Regulatory T cells are a component of the immune system that suppress immune responses of other cells. This is an important "self-check" built into the immune system to prevent excessive reactions and chronic inflammation. Regulatory T cells come in many forms, with the most well-understood being those that express CD4, CD25 , and Foxp3. These cells are also called CD4+CD25+ regulatory T cells, or Tregs. These cells are involved in shutting down immune responses after they have successfully eliminated invading organisms, and also in preventing autoimmunity.
CD25 is a component of the IL2 receptor
Interleukin 2 receptor is composed of three subunits (alpha, beta, and gamma). CD25 constitutes the alpha chain of the IL2 receptor.
CD4+Foxp3+ regulatory T cells have been called "naturally-occurring" regulatory T cells, to distinguish them from "suppressor" T cell populations that are generated in vitro. Additional suppressor T cell populations include Tr1, Th3, CD8+CD28-, and Qa-1 restricted T cells. The contribution of these populations to self-tolerance and immune homeostasis is less well defined. FOXP3 can be used as a good marker for CD4+CD25+ T cells as well as recent studies showing evidence for FOXP3 in CD4+CD25- T cells.
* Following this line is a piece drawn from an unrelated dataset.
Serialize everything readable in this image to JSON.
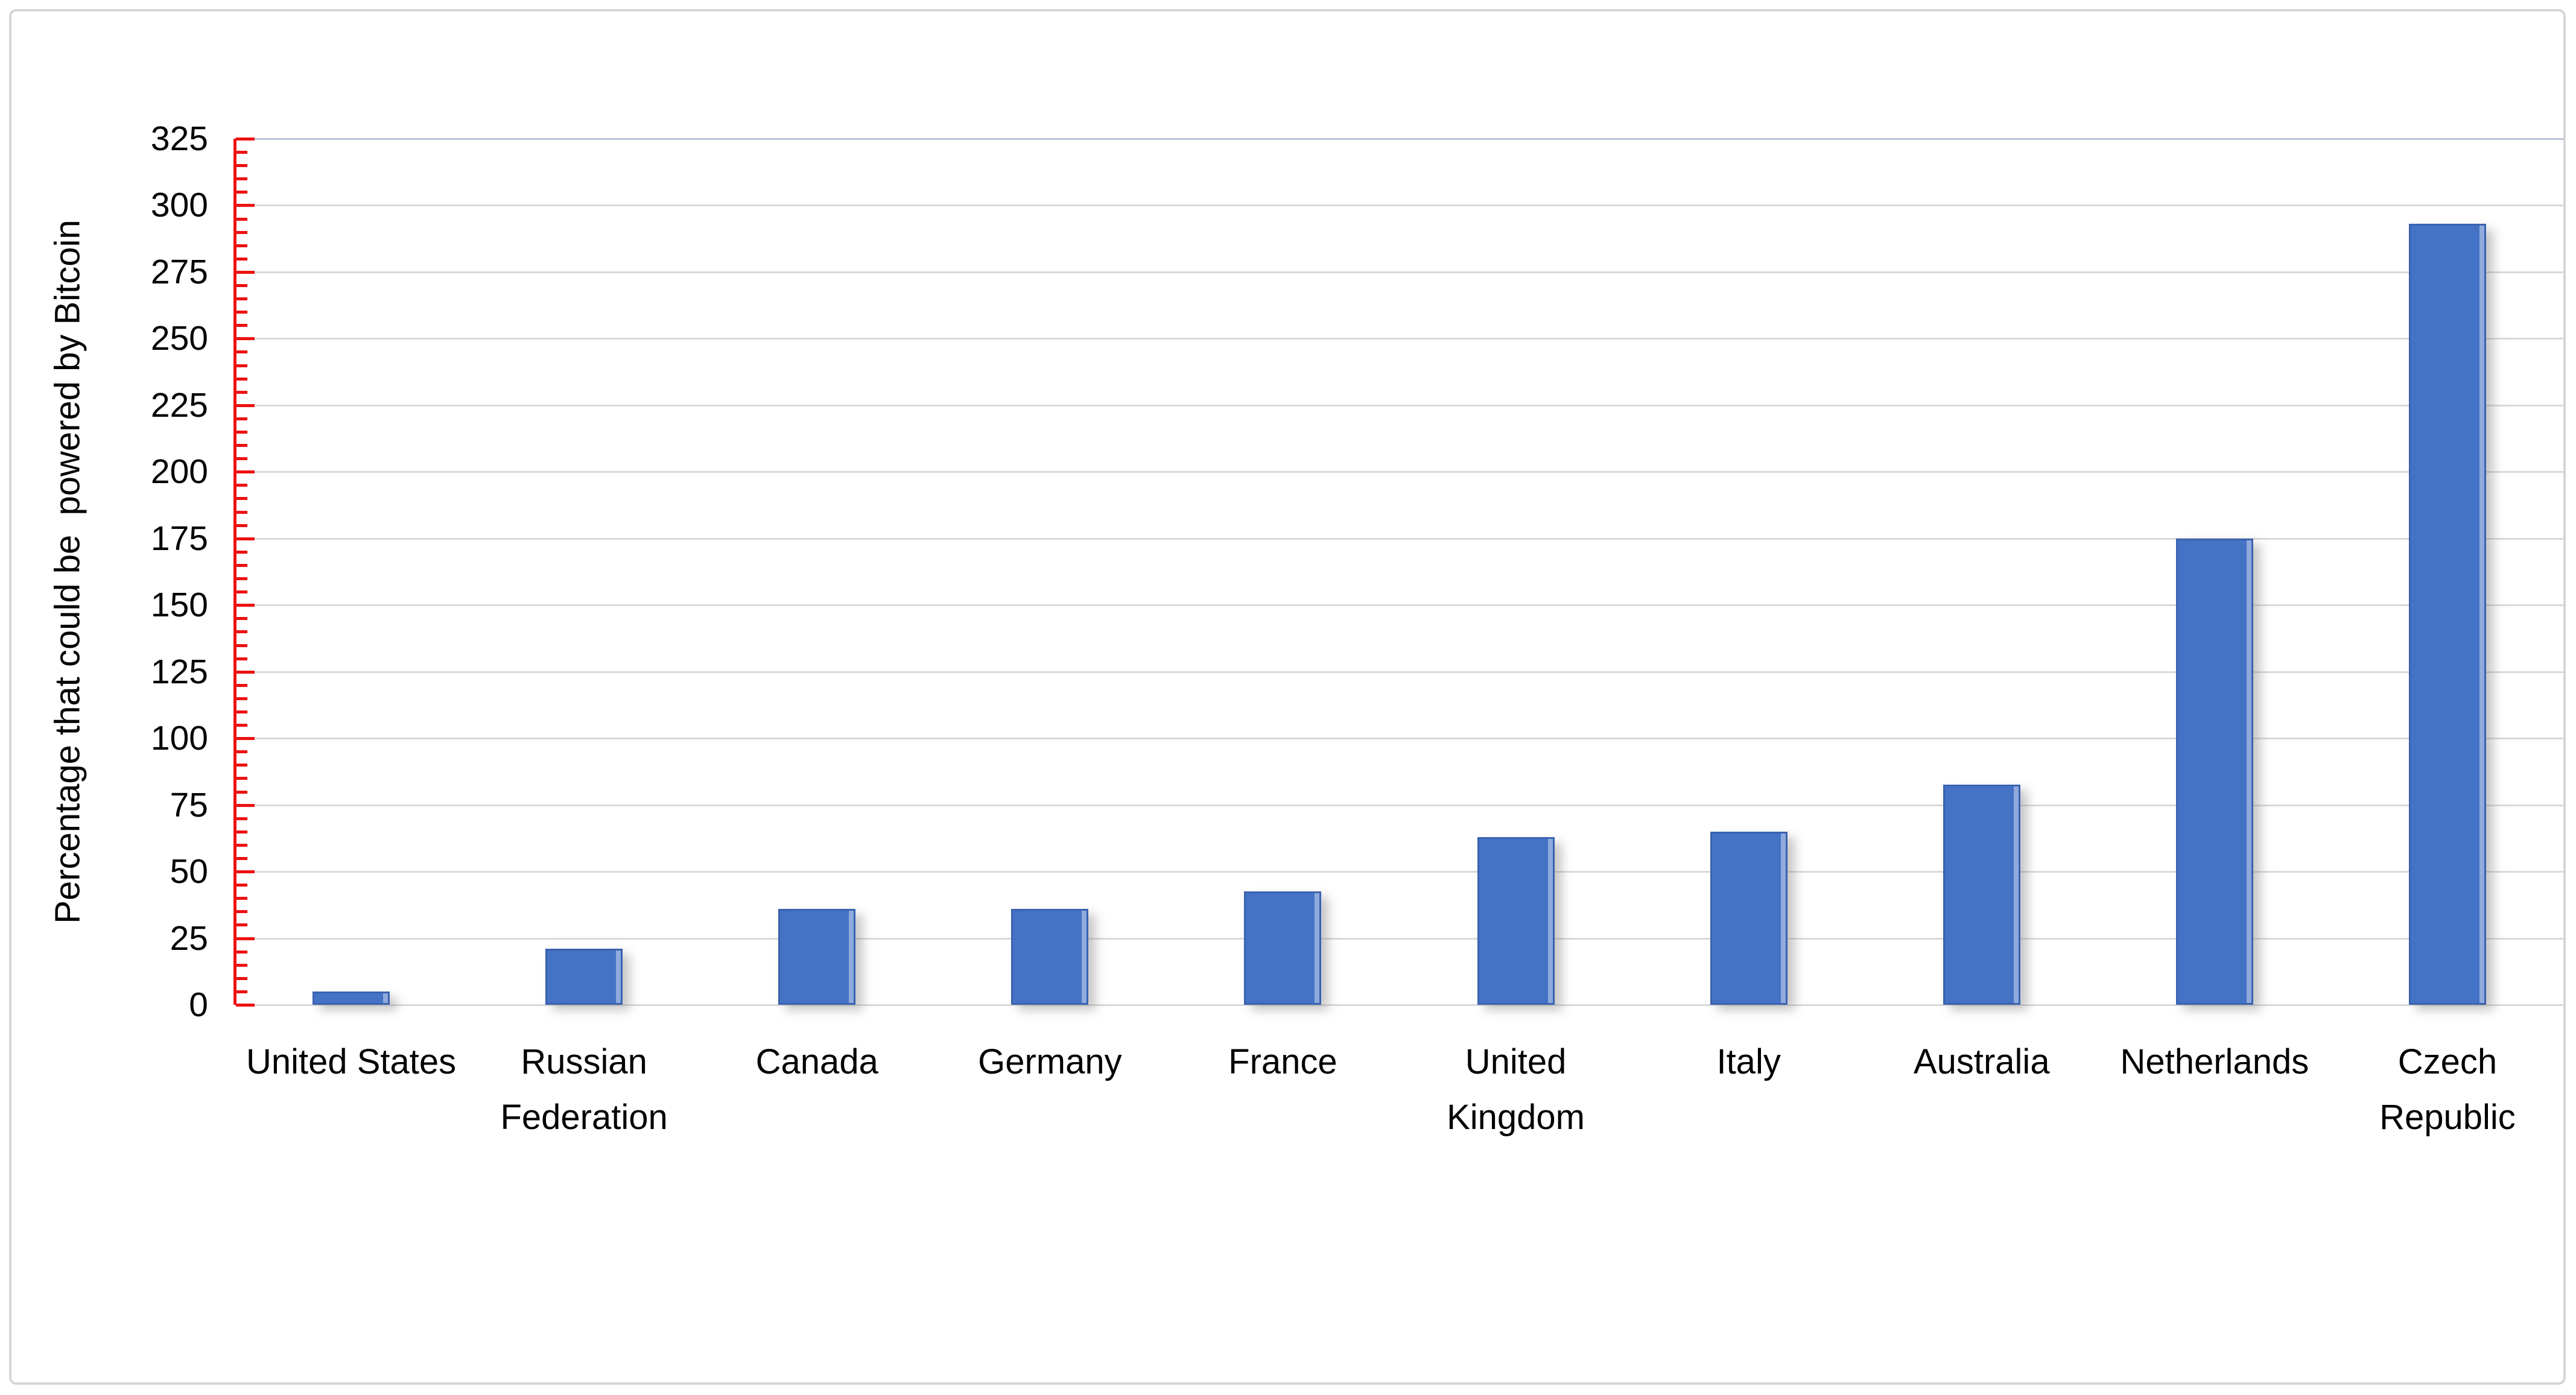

An additional regulatory T cell subset, induced regulatory T cells, are also needed for tolerance and suppression. Induced Regulatory T (iTreg) cells (CD4+CD25+Foxp3+) are suppressive cells involved in tolerance. iTreg cells have been shown to suppress T cell proliferation and experimental autoimmune diseases. iTreg cells develop from mature CD4+ conventional T cells outside of the thymus: a defining distinction between natural regulatory T (nTreg) cells and iTreg cells. Though iTreg and nTreg cells share a similar function iTreg cells have recently been shown to be an essential non-redundant regulatory subset that supplements nTreg cells, in part by expanding TCR diversity within regulatory responses. Acute depletion of the iTreg cell pool in mouse models has resulted in inflammation and weight loss. The contribution of nTreg cells versus iTreg cells in maintaining tolerance is unknown, but both are important. Epigenetic differences have been observed between nTreg and iTreg cells, with the former having more stable Foxp3 expression and wider demethylation.